New Delhi — Global investment bank Goldman Sachs (GS) has turned bullish on India’s equity markets, upgrading its rating to “Overweight” and setting a Nifty 50 target of 29,000 by end-2026, signalling a potential 14% upside from current levels.

In its latest report, titled “Leaning In as Growth Revives; Raising India back to Overweight,” Goldman Sachs said it expects India’s growth momentum to accelerate, supported by pro-growth fiscal and monetary policies, a recovery in corporate earnings, and renewed foreign investor interest.

The move reverses the investment bank’s October 2024 downgrade, which was based on concerns over high valuations and slowing earnings growth.

According to the report, Indian equities have underperformed the MSCI Emerging Markets Index by 25 percentage points over the past year — the largest gap in two decades — largely due to $30 billion in foreign portfolio outflows. However, Goldman Sachs now sees a turnaround in sentiment, with valuations becoming more attractive and global risk appetite improving.

“We now see a case for Indian equities to perform better over the coming year,” the report stated.

The bank expects India’s growth to be fueled by the Reserve Bank of India’s accommodative stance, including rate cuts, enhanced liquidity, and gradual deregulation, coupled with GST rate reductions and a measured fiscal consolidation path. These measures, it said, should strengthen domestic demand over the next two years.

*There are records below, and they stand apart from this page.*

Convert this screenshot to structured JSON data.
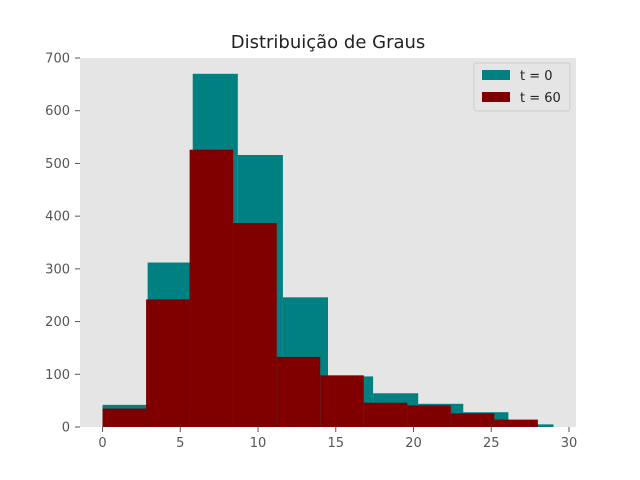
{
  "chart_data": {
    "type": "bar",
    "title": "Distribuição de Graus",
    "xlabel": "",
    "ylabel": "",
    "xlim": [
      -1.45,
      30.45
    ],
    "ylim": [
      0,
      700
    ],
    "xticks": [
      "0",
      "5",
      "10",
      "15",
      "20",
      "25",
      "30"
    ],
    "yticks": [
      "0",
      "100",
      "200",
      "300",
      "400",
      "500",
      "600",
      "700"
    ],
    "grid": false,
    "legend_position": "top-right",
    "series": [
      {
        "name": "t = 0",
        "color": "#008080",
        "bin_edges": [
          0,
          2.9,
          5.8,
          8.7,
          11.6,
          14.5,
          17.4,
          20.3,
          23.2,
          26.1,
          29
        ],
        "counts": [
          42,
          312,
          670,
          516,
          246,
          96,
          64,
          44,
          28,
          5
        ]
      },
      {
        "name": "t = 60",
        "color": "#800000",
        "bin_edges": [
          0,
          2.8,
          5.6,
          8.4,
          11.2,
          14.0,
          16.8,
          19.6,
          22.4,
          25.2,
          28
        ],
        "counts": [
          35,
          242,
          526,
          387,
          133,
          98,
          46,
          41,
          26,
          14
        ]
      }
    ]
  }
}
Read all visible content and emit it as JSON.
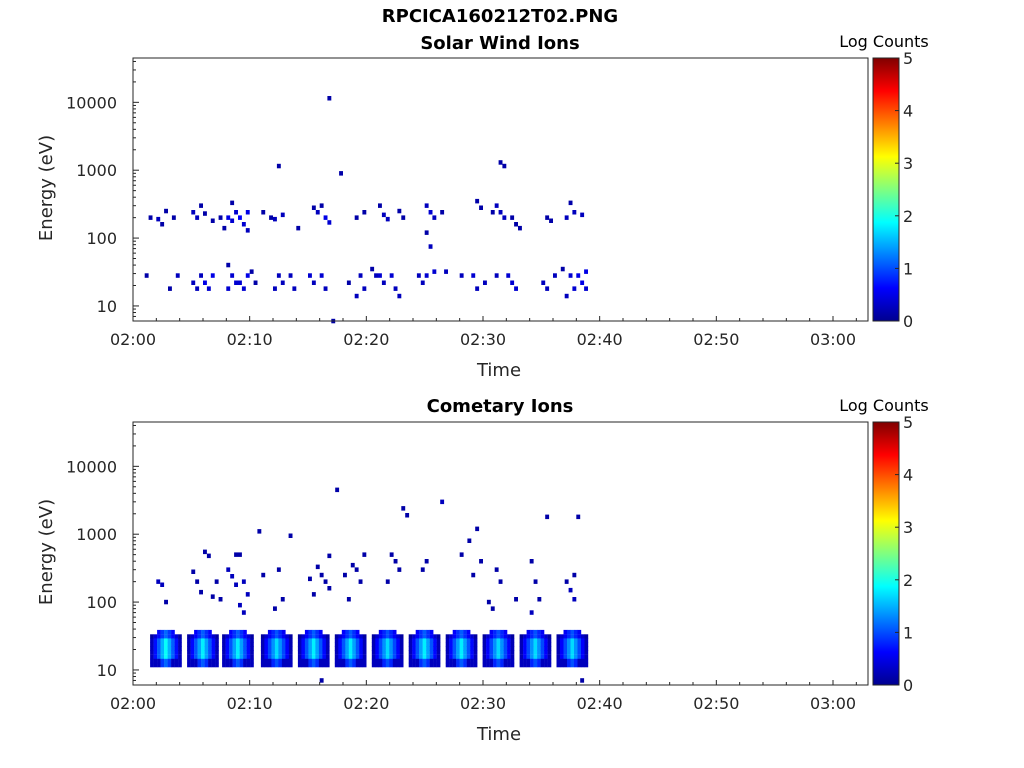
{
  "page": {
    "title": "RPCICA160212T02.PNG"
  },
  "chart_data": [
    {
      "type": "heatmap",
      "title": "Solar Wind Ions",
      "xlabel": "Time",
      "ylabel": "Energy (eV)",
      "x_ticks": [
        "02:00",
        "02:10",
        "02:20",
        "02:30",
        "02:40",
        "02:50",
        "03:00"
      ],
      "xlim": [
        "02:00",
        "03:03"
      ],
      "y_ticks": [
        10,
        100,
        1000,
        10000
      ],
      "ylim": [
        6,
        45000
      ],
      "y_scale": "log",
      "colorbar": {
        "label": "Log Counts",
        "ticks": [
          0,
          1,
          2,
          3,
          4,
          5
        ],
        "range": [
          0,
          5
        ],
        "colormap": "jet"
      },
      "points": [
        {
          "t": "02:01",
          "e": 28,
          "v": 0.2
        },
        {
          "t": "02:01",
          "e": 200,
          "v": 0.2
        },
        {
          "t": "02:02",
          "e": 250,
          "v": 0.2
        },
        {
          "t": "02:02",
          "e": 190,
          "v": 0.3
        },
        {
          "t": "02:02",
          "e": 160,
          "v": 0.2
        },
        {
          "t": "02:03",
          "e": 28,
          "v": 0.3
        },
        {
          "t": "02:03",
          "e": 18,
          "v": 0.2
        },
        {
          "t": "02:03",
          "e": 200,
          "v": 0.2
        },
        {
          "t": "02:05",
          "e": 28,
          "v": 0.3
        },
        {
          "t": "02:05",
          "e": 22,
          "v": 0.3
        },
        {
          "t": "02:05",
          "e": 18,
          "v": 0.3
        },
        {
          "t": "02:05",
          "e": 300,
          "v": 0.2
        },
        {
          "t": "02:05",
          "e": 240,
          "v": 0.3
        },
        {
          "t": "02:05",
          "e": 200,
          "v": 0.3
        },
        {
          "t": "02:06",
          "e": 28,
          "v": 0.5
        },
        {
          "t": "02:06",
          "e": 22,
          "v": 0.5
        },
        {
          "t": "02:06",
          "e": 18,
          "v": 0.4
        },
        {
          "t": "02:06",
          "e": 180,
          "v": 0.2
        },
        {
          "t": "02:06",
          "e": 230,
          "v": 0.2
        },
        {
          "t": "02:07",
          "e": 200,
          "v": 0.2
        },
        {
          "t": "02:07",
          "e": 140,
          "v": 0.2
        },
        {
          "t": "02:08",
          "e": 40,
          "v": 0.2
        },
        {
          "t": "02:08",
          "e": 28,
          "v": 0.4
        },
        {
          "t": "02:08",
          "e": 22,
          "v": 0.4
        },
        {
          "t": "02:08",
          "e": 18,
          "v": 0.4
        },
        {
          "t": "02:08",
          "e": 330,
          "v": 0.2
        },
        {
          "t": "02:08",
          "e": 240,
          "v": 0.4
        },
        {
          "t": "02:08",
          "e": 200,
          "v": 0.5
        },
        {
          "t": "02:08",
          "e": 180,
          "v": 0.4
        },
        {
          "t": "02:09",
          "e": 28,
          "v": 0.5
        },
        {
          "t": "02:09",
          "e": 22,
          "v": 0.4
        },
        {
          "t": "02:09",
          "e": 18,
          "v": 0.4
        },
        {
          "t": "02:09",
          "e": 240,
          "v": 0.5
        },
        {
          "t": "02:09",
          "e": 200,
          "v": 0.6
        },
        {
          "t": "02:09",
          "e": 160,
          "v": 0.4
        },
        {
          "t": "02:09",
          "e": 130,
          "v": 0.3
        },
        {
          "t": "02:10",
          "e": 32,
          "v": 0.2
        },
        {
          "t": "02:10",
          "e": 22,
          "v": 0.2
        },
        {
          "t": "02:11",
          "e": 200,
          "v": 0.2
        },
        {
          "t": "02:11",
          "e": 240,
          "v": 0.2
        },
        {
          "t": "02:12",
          "e": 1150,
          "v": 0.2
        },
        {
          "t": "02:12",
          "e": 220,
          "v": 0.3
        },
        {
          "t": "02:12",
          "e": 190,
          "v": 0.3
        },
        {
          "t": "02:12",
          "e": 28,
          "v": 0.3
        },
        {
          "t": "02:12",
          "e": 22,
          "v": 0.3
        },
        {
          "t": "02:12",
          "e": 18,
          "v": 0.3
        },
        {
          "t": "02:13",
          "e": 28,
          "v": 0.3
        },
        {
          "t": "02:13",
          "e": 18,
          "v": 0.3
        },
        {
          "t": "02:14",
          "e": 140,
          "v": 0.2
        },
        {
          "t": "02:15",
          "e": 280,
          "v": 0.2
        },
        {
          "t": "02:15",
          "e": 240,
          "v": 0.3
        },
        {
          "t": "02:15",
          "e": 28,
          "v": 0.4
        },
        {
          "t": "02:15",
          "e": 22,
          "v": 0.3
        },
        {
          "t": "02:16",
          "e": 11500,
          "v": 0.2
        },
        {
          "t": "02:16",
          "e": 300,
          "v": 0.2
        },
        {
          "t": "02:16",
          "e": 200,
          "v": 0.5
        },
        {
          "t": "02:16",
          "e": 170,
          "v": 0.4
        },
        {
          "t": "02:16",
          "e": 28,
          "v": 0.4
        },
        {
          "t": "02:16",
          "e": 18,
          "v": 0.3
        },
        {
          "t": "02:17",
          "e": 900,
          "v": 0.2
        },
        {
          "t": "02:17",
          "e": 6,
          "v": 0.2
        },
        {
          "t": "02:18",
          "e": 22,
          "v": 0.2
        },
        {
          "t": "02:19",
          "e": 240,
          "v": 0.2
        },
        {
          "t": "02:19",
          "e": 200,
          "v": 0.2
        },
        {
          "t": "02:19",
          "e": 28,
          "v": 0.3
        },
        {
          "t": "02:19",
          "e": 18,
          "v": 0.3
        },
        {
          "t": "02:19",
          "e": 14,
          "v": 0.3
        },
        {
          "t": "02:20",
          "e": 35,
          "v": 0.2
        },
        {
          "t": "02:20",
          "e": 28,
          "v": 0.3
        },
        {
          "t": "02:21",
          "e": 300,
          "v": 0.2
        },
        {
          "t": "02:21",
          "e": 220,
          "v": 0.3
        },
        {
          "t": "02:21",
          "e": 190,
          "v": 0.3
        },
        {
          "t": "02:21",
          "e": 28,
          "v": 0.4
        },
        {
          "t": "02:21",
          "e": 22,
          "v": 0.3
        },
        {
          "t": "02:22",
          "e": 250,
          "v": 0.2
        },
        {
          "t": "02:22",
          "e": 28,
          "v": 0.4
        },
        {
          "t": "02:22",
          "e": 18,
          "v": 0.3
        },
        {
          "t": "02:22",
          "e": 14,
          "v": 0.3
        },
        {
          "t": "02:23",
          "e": 200,
          "v": 0.2
        },
        {
          "t": "02:24",
          "e": 28,
          "v": 0.3
        },
        {
          "t": "02:24",
          "e": 22,
          "v": 0.3
        },
        {
          "t": "02:25",
          "e": 300,
          "v": 0.3
        },
        {
          "t": "02:25",
          "e": 240,
          "v": 0.4
        },
        {
          "t": "02:25",
          "e": 200,
          "v": 0.3
        },
        {
          "t": "02:25",
          "e": 120,
          "v": 0.2
        },
        {
          "t": "02:25",
          "e": 75,
          "v": 0.3
        },
        {
          "t": "02:25",
          "e": 32,
          "v": 0.4
        },
        {
          "t": "02:25",
          "e": 28,
          "v": 0.4
        },
        {
          "t": "02:26",
          "e": 240,
          "v": 0.2
        },
        {
          "t": "02:26",
          "e": 32,
          "v": 0.3
        },
        {
          "t": "02:28",
          "e": 28,
          "v": 0.3
        },
        {
          "t": "02:29",
          "e": 350,
          "v": 0.2
        },
        {
          "t": "02:29",
          "e": 280,
          "v": 0.2
        },
        {
          "t": "02:29",
          "e": 28,
          "v": 0.4
        },
        {
          "t": "02:29",
          "e": 18,
          "v": 0.3
        },
        {
          "t": "02:30",
          "e": 240,
          "v": 0.2
        },
        {
          "t": "02:30",
          "e": 22,
          "v": 0.3
        },
        {
          "t": "02:31",
          "e": 1300,
          "v": 0.2
        },
        {
          "t": "02:31",
          "e": 1150,
          "v": 0.2
        },
        {
          "t": "02:31",
          "e": 300,
          "v": 0.3
        },
        {
          "t": "02:31",
          "e": 240,
          "v": 0.3
        },
        {
          "t": "02:31",
          "e": 200,
          "v": 0.3
        },
        {
          "t": "02:31",
          "e": 28,
          "v": 0.3
        },
        {
          "t": "02:32",
          "e": 200,
          "v": 0.2
        },
        {
          "t": "02:32",
          "e": 160,
          "v": 0.2
        },
        {
          "t": "02:32",
          "e": 28,
          "v": 0.4
        },
        {
          "t": "02:32",
          "e": 22,
          "v": 0.4
        },
        {
          "t": "02:32",
          "e": 18,
          "v": 0.4
        },
        {
          "t": "02:33",
          "e": 140,
          "v": 0.2
        },
        {
          "t": "02:35",
          "e": 200,
          "v": 0.2
        },
        {
          "t": "02:35",
          "e": 180,
          "v": 0.2
        },
        {
          "t": "02:35",
          "e": 22,
          "v": 0.3
        },
        {
          "t": "02:35",
          "e": 18,
          "v": 0.3
        },
        {
          "t": "02:36",
          "e": 35,
          "v": 0.2
        },
        {
          "t": "02:36",
          "e": 28,
          "v": 0.3
        },
        {
          "t": "02:37",
          "e": 330,
          "v": 0.2
        },
        {
          "t": "02:37",
          "e": 240,
          "v": 0.3
        },
        {
          "t": "02:37",
          "e": 200,
          "v": 0.3
        },
        {
          "t": "02:37",
          "e": 28,
          "v": 0.4
        },
        {
          "t": "02:37",
          "e": 18,
          "v": 0.4
        },
        {
          "t": "02:37",
          "e": 14,
          "v": 0.3
        },
        {
          "t": "02:38",
          "e": 220,
          "v": 0.3
        },
        {
          "t": "02:38",
          "e": 32,
          "v": 0.5
        },
        {
          "t": "02:38",
          "e": 28,
          "v": 0.5
        },
        {
          "t": "02:38",
          "e": 22,
          "v": 0.5
        },
        {
          "t": "02:38",
          "e": 18,
          "v": 0.4
        }
      ]
    },
    {
      "type": "heatmap",
      "title": "Cometary Ions",
      "xlabel": "Time",
      "ylabel": "Energy (eV)",
      "x_ticks": [
        "02:00",
        "02:10",
        "02:20",
        "02:30",
        "02:40",
        "02:50",
        "03:00"
      ],
      "xlim": [
        "02:00",
        "03:03"
      ],
      "y_ticks": [
        10,
        100,
        1000,
        10000
      ],
      "ylim": [
        6,
        45000
      ],
      "y_scale": "log",
      "colorbar": {
        "label": "Log Counts",
        "ticks": [
          0,
          1,
          2,
          3,
          4,
          5
        ],
        "range": [
          0,
          5
        ],
        "colormap": "jet"
      },
      "bursts": [
        {
          "t": "02:02:40",
          "peak": 1.9
        },
        {
          "t": "02:05:50",
          "peak": 1.8
        },
        {
          "t": "02:08:50",
          "peak": 1.8
        },
        {
          "t": "02:12:10",
          "peak": 1.7
        },
        {
          "t": "02:15:20",
          "peak": 1.8
        },
        {
          "t": "02:18:30",
          "peak": 1.8
        },
        {
          "t": "02:21:40",
          "peak": 1.7
        },
        {
          "t": "02:24:50",
          "peak": 1.8
        },
        {
          "t": "02:28:00",
          "peak": 1.8
        },
        {
          "t": "02:31:10",
          "peak": 1.7
        },
        {
          "t": "02:34:20",
          "peak": 1.7
        },
        {
          "t": "02:37:30",
          "peak": 1.7
        }
      ],
      "points": [
        {
          "t": "02:02",
          "e": 200,
          "v": 0.3
        },
        {
          "t": "02:02",
          "e": 180,
          "v": 0.3
        },
        {
          "t": "02:02",
          "e": 100,
          "v": 0.2
        },
        {
          "t": "02:05",
          "e": 280,
          "v": 0.2
        },
        {
          "t": "02:05",
          "e": 200,
          "v": 0.2
        },
        {
          "t": "02:05",
          "e": 140,
          "v": 0.2
        },
        {
          "t": "02:06",
          "e": 550,
          "v": 0.2
        },
        {
          "t": "02:06",
          "e": 480,
          "v": 0.2
        },
        {
          "t": "02:06",
          "e": 120,
          "v": 0.2
        },
        {
          "t": "02:07",
          "e": 200,
          "v": 0.2
        },
        {
          "t": "02:07",
          "e": 110,
          "v": 0.2
        },
        {
          "t": "02:08",
          "e": 500,
          "v": 0.2
        },
        {
          "t": "02:08",
          "e": 300,
          "v": 0.3
        },
        {
          "t": "02:08",
          "e": 240,
          "v": 0.3
        },
        {
          "t": "02:08",
          "e": 180,
          "v": 0.3
        },
        {
          "t": "02:09",
          "e": 500,
          "v": 0.2
        },
        {
          "t": "02:09",
          "e": 200,
          "v": 0.3
        },
        {
          "t": "02:09",
          "e": 130,
          "v": 0.3
        },
        {
          "t": "02:09",
          "e": 90,
          "v": 0.3
        },
        {
          "t": "02:09",
          "e": 70,
          "v": 0.3
        },
        {
          "t": "02:10",
          "e": 1100,
          "v": 0.2
        },
        {
          "t": "02:11",
          "e": 250,
          "v": 0.2
        },
        {
          "t": "02:12",
          "e": 300,
          "v": 0.2
        },
        {
          "t": "02:12",
          "e": 110,
          "v": 0.2
        },
        {
          "t": "02:12",
          "e": 80,
          "v": 0.2
        },
        {
          "t": "02:13",
          "e": 950,
          "v": 0.2
        },
        {
          "t": "02:15",
          "e": 330,
          "v": 0.2
        },
        {
          "t": "02:15",
          "e": 220,
          "v": 0.2
        },
        {
          "t": "02:15",
          "e": 130,
          "v": 0.2
        },
        {
          "t": "02:16",
          "e": 480,
          "v": 0.2
        },
        {
          "t": "02:16",
          "e": 250,
          "v": 0.2
        },
        {
          "t": "02:16",
          "e": 200,
          "v": 0.2
        },
        {
          "t": "02:16",
          "e": 160,
          "v": 0.2
        },
        {
          "t": "02:16",
          "e": 7,
          "v": 0.2
        },
        {
          "t": "02:17",
          "e": 4500,
          "v": 0.2
        },
        {
          "t": "02:18",
          "e": 350,
          "v": 0.2
        },
        {
          "t": "02:18",
          "e": 250,
          "v": 0.2
        },
        {
          "t": "02:18",
          "e": 110,
          "v": 0.2
        },
        {
          "t": "02:19",
          "e": 500,
          "v": 0.2
        },
        {
          "t": "02:19",
          "e": 300,
          "v": 0.2
        },
        {
          "t": "02:19",
          "e": 200,
          "v": 0.2
        },
        {
          "t": "02:21",
          "e": 200,
          "v": 0.2
        },
        {
          "t": "02:22",
          "e": 500,
          "v": 0.2
        },
        {
          "t": "02:22",
          "e": 400,
          "v": 0.2
        },
        {
          "t": "02:22",
          "e": 300,
          "v": 0.2
        },
        {
          "t": "02:23",
          "e": 2400,
          "v": 0.2
        },
        {
          "t": "02:23",
          "e": 1900,
          "v": 0.2
        },
        {
          "t": "02:24",
          "e": 300,
          "v": 0.2
        },
        {
          "t": "02:25",
          "e": 400,
          "v": 0.2
        },
        {
          "t": "02:26",
          "e": 3000,
          "v": 0.3
        },
        {
          "t": "02:28",
          "e": 800,
          "v": 0.2
        },
        {
          "t": "02:28",
          "e": 500,
          "v": 0.2
        },
        {
          "t": "02:29",
          "e": 1200,
          "v": 0.2
        },
        {
          "t": "02:29",
          "e": 400,
          "v": 0.2
        },
        {
          "t": "02:29",
          "e": 250,
          "v": 0.2
        },
        {
          "t": "02:30",
          "e": 100,
          "v": 0.2
        },
        {
          "t": "02:30",
          "e": 80,
          "v": 0.2
        },
        {
          "t": "02:31",
          "e": 300,
          "v": 0.2
        },
        {
          "t": "02:31",
          "e": 200,
          "v": 0.2
        },
        {
          "t": "02:32",
          "e": 110,
          "v": 0.2
        },
        {
          "t": "02:34",
          "e": 400,
          "v": 0.2
        },
        {
          "t": "02:34",
          "e": 200,
          "v": 0.2
        },
        {
          "t": "02:34",
          "e": 110,
          "v": 0.2
        },
        {
          "t": "02:34",
          "e": 70,
          "v": 0.3
        },
        {
          "t": "02:35",
          "e": 1800,
          "v": 0.2
        },
        {
          "t": "02:37",
          "e": 250,
          "v": 0.2
        },
        {
          "t": "02:37",
          "e": 200,
          "v": 0.2
        },
        {
          "t": "02:37",
          "e": 150,
          "v": 0.3
        },
        {
          "t": "02:37",
          "e": 110,
          "v": 0.3
        },
        {
          "t": "02:38",
          "e": 1800,
          "v": 0.2
        },
        {
          "t": "02:38",
          "e": 7,
          "v": 0.2
        }
      ]
    }
  ]
}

Corporate earnings for the September 2025 quarter came in stronger than anticipated, prompting upward revisions in several key sectors. Goldman Sachs forecasts MSCI India earnings growth to accelerate from 10% in 2025 to 14% in 2026, supported by robust nominal GDP expansion.

The investment bank expects the next leg of market gains to be led by companies in the financial services, consumer durables, defence, technology, media, and telecom (TMT), and oil marketing sectors.

It added that low food inflation, a healthy agricultural cycle, GST reductions, state election spending, and a possible 8th Pay Commission wage revision could further boost mass consumption, benefiting consumer-driven industries.